During the first part of the study, dentists studied the impact of vitamin supplementation on dental caries, and found no effect. In the next phase, they administered sugar in both sticky and unsticky forms. At mealtimes, patients might receive either a sucrose drink “with only a light retention tendency,” or “new bread”—a sticky, sugar-fortified bun. In between meals, they were served up to 24 pieces of “Vipeholmstoffee”—”very popular caramels,” specially formulated to last longer and be stickier than normal toffee.

The results were striking. Consuming the caramels between meals was associated with a significantly increased occurrence of tooth decay. The Swedish authorities promptly launched a campaign to limit sweet-eating occasions, suggesting that children should save their candy to eat while listening to a popular radio programme on Saturday evenings. The accompanying public health message translates as: “All the candy you want, but only once a week.”

IMAGE: Chart from “The Vipeholm Dental Caries Study: Recollections and Reflections 50 Years Later,” Bo Krasse, Journal of Dental Research, 2001.

Today, Goldfield reports, Swedes eat more candy per year per capita than the citizens of any other country, at more than 30 pounds each—but the rate of dental caries among twelve-year-old Swedish children, is, according to World Health Organisation data, “very low.” Sweden does not fluoridate its tap water or salt, but its youth still have a lower rate of decayed, missing, or filled teeth than those, say, in the United States. Of course, whether lördagsgodis, the provision of public dental care, or some other factor is behind that improvement is still to be determined.

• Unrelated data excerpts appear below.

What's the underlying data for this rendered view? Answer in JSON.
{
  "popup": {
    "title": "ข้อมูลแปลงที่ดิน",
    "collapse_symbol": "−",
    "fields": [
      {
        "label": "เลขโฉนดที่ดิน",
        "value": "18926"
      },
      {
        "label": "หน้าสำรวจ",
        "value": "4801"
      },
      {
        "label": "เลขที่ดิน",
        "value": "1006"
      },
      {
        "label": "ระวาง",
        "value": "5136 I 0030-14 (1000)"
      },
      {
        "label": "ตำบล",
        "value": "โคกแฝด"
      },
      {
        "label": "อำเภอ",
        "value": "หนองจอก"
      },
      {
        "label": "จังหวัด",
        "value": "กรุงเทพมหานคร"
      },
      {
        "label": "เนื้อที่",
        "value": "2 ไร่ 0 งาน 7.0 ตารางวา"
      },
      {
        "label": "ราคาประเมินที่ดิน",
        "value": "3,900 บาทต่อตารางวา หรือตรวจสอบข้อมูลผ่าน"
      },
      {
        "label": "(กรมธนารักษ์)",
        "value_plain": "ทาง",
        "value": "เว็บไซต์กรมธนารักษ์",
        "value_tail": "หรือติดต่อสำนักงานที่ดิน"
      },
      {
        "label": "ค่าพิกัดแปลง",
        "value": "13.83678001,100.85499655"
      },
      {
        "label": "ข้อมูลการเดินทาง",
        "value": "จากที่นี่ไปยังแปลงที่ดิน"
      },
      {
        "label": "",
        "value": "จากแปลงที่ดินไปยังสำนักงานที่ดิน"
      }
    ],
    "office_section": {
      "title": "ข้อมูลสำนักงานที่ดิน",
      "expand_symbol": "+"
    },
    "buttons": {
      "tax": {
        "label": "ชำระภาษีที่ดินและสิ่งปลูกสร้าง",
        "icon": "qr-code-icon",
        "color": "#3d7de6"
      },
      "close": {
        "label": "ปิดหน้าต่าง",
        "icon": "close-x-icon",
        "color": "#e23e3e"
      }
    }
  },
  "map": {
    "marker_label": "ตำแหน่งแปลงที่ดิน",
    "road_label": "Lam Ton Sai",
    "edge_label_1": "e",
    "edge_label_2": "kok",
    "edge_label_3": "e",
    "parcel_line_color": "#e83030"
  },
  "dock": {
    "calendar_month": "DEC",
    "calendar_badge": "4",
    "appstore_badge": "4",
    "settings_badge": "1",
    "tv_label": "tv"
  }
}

According to a 2001 paper by Bo Krasse, one of the dentists involved, the Vipeholm Study had other, potentially more important outcomes. “We as dentists did not see any ethical problems with the study itself,” he writes, noting that most of the symptoms were only “early enamel lesions,” which re-mineralised when the toffee was withdrawn. Meanwhile, over the course of the six-year-study, the hospital’s chief physician concluded that “both the general and the mental health of the patients improved markedly.” Still, in 1953, when the study’s results were published, the resulting outcry prompted the Swedish government to forbid the future use of Vipeholm patients as research subjects. The study is still cited in medical ethics debates today, although Krasse seems unrepentant. “My reflection now,” Krasse concludes, “is that the Vipeholm Study illustrates two well-known sayings: (1) The end sometimes justifies the means, and (2) it is easy to be wise after the event.”